Le comte de Beust, bien qu’il soit l’auteur principal du dualisme, n était pas, dit-on, très éloigné d’accorder de nouvelles concessions au système fédératif. Quand, sous la haute direction du chancelier de l’empire, le comte Hohenwart était à la tête du ministère cisleithan, c’étaient les idées fédéralistes qui semblaient devoir prévaloir dans les conseils du gouvernement, et on était entré à cet effet en pourparlers avec les hommes politiques de la Bohême et de la Galicie ; mais leurs prétentions parurent trop considérables, et il en résulta une réaction contre les tendances du ministère Hohenwart. Lorsqu’au mois de novembre 1871 M. de Beust fut envoyé comme ambassadeur à Londres, la nomination de son successeur au ministère des affaires étrangères, le comte Andrassy, fut regardée comme une nouvelle consécration du dualisme et comme un succès pour les Hongrois. Quelques jours auparavant, le comte Hohenwart et ses collègues avaient donné leur démission pour faire place à un cabinet composé de centralistes, dont la présidence fut conférée au prince Auersperg. Le rôle politique de cet homme d’état date de quelques années seulement ; après avoir servi dans l’armée impériale, il avait vécu dans la retraite jusqu’au jour où les grands propriétaires de Bohême le nommèrent leur représentant à la diète de Prague. Devenu peu après grand-maréchal de cette diète, il s était fait remarquer par un mélange de circonspection et de vigueur, et il ne tarda pas à se faire un nom dans le parti désigné en Autriche sous le nom de « parti libéral allemand. »

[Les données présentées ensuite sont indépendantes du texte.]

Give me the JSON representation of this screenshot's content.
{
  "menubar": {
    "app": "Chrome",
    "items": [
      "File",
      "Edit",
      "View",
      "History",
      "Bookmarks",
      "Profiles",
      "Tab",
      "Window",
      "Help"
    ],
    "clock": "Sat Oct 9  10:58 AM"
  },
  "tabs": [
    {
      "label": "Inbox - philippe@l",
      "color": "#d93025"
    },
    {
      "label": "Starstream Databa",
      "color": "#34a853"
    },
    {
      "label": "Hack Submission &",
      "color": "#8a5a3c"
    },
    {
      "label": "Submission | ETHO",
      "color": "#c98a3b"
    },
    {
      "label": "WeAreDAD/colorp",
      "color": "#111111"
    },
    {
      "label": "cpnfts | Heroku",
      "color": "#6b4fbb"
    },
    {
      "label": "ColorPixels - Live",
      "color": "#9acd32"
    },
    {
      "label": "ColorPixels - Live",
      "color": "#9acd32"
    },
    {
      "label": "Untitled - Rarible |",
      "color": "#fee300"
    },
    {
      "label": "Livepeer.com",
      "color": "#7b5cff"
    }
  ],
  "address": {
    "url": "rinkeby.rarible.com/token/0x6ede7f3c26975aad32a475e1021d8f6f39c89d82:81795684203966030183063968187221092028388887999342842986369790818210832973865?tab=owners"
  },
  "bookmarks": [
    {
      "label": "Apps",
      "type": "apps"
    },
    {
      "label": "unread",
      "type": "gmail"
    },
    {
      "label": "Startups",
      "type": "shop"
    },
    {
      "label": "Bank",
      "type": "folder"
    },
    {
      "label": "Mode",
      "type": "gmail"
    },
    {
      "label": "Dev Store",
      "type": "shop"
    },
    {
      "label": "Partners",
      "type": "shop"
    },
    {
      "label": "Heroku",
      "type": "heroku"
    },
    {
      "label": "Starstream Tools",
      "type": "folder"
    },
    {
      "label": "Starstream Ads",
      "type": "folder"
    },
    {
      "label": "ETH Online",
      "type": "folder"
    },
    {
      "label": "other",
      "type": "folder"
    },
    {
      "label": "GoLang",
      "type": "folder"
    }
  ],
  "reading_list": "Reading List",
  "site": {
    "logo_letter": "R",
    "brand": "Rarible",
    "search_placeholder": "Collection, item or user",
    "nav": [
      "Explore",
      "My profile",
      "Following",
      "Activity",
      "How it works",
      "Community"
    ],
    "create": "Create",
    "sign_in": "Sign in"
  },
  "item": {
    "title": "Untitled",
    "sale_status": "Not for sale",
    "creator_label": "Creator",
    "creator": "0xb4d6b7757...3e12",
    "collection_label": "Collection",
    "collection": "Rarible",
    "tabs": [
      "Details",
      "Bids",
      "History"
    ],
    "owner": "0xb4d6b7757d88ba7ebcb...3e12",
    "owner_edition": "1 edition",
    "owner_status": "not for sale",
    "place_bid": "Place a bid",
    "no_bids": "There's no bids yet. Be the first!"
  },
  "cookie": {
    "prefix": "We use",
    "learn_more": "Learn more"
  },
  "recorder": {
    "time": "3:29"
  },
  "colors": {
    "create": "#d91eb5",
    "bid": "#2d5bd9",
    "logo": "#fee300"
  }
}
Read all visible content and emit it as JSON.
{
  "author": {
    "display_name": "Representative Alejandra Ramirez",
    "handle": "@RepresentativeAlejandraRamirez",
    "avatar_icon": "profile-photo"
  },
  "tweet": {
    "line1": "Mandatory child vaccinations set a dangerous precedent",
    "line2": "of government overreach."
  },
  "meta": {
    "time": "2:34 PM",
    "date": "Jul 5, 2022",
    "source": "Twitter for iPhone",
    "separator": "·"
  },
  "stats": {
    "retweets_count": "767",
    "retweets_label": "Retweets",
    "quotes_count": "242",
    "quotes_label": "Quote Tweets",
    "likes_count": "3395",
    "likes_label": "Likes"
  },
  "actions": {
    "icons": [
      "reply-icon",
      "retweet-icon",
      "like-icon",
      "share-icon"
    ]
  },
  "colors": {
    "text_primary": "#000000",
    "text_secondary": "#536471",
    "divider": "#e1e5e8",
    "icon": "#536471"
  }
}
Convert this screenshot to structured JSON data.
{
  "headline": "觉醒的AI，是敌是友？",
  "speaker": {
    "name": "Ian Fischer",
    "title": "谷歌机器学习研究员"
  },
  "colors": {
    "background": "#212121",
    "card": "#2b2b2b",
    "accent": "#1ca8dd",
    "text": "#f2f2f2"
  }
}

C’est le cabinet Auersperg qui a : élaboré la loi électorale récemment votée. Cette loi avait eu pour origine une résolution prise le 20 février 1872 par la chambre basse du Reichsrath en vue de parer aux abstentions systématiques qui avaient pour but avoué d’empêcher l’assemblée d’être en nombre. La résolution dont il s’agit était ainsi formulée : « si un mandat de député au Reichsrath vient à expirer par une raison légale quelconque pendant la durée d’une session, il est loisible à l’empereur de prescrire de nouvelles élections directes dans les circonscriptions, villes et corporations jouissant du droit d’élire les députés aux diètes, le tout conformément à la loi relative aux élections directes. » Ce fut là le germe de la dernière réforme électorale, dont la clause principale établit le principe du suffrage direct des populations.

Dès qu’il fut présenté par le ministère, ce projet devint la principale préoccupation politique dans le groupe cisleithan. Il stipulait que les populations elles-mêmes désigneraient désormais les députés au Reichsrath mais que le système de votation resterait le même. On continuerait à voter par curies et par catégories ; chaque province conserverait son règlement particulier pour les élections. Le corps électoral comprendrait toujours quatre collèges. Le nombre des députés serait élevé de 203 à 353. Quatre-vingt-cinq sièges au lieu de cinquante-huit seraient attribués à la grande propriété. Une innovation importante consistait à établir que tout Autrichien cisleithan inscrit sur les listes électorales de l’une des dix-sept provinces y serait éligible pour chacune d’elles.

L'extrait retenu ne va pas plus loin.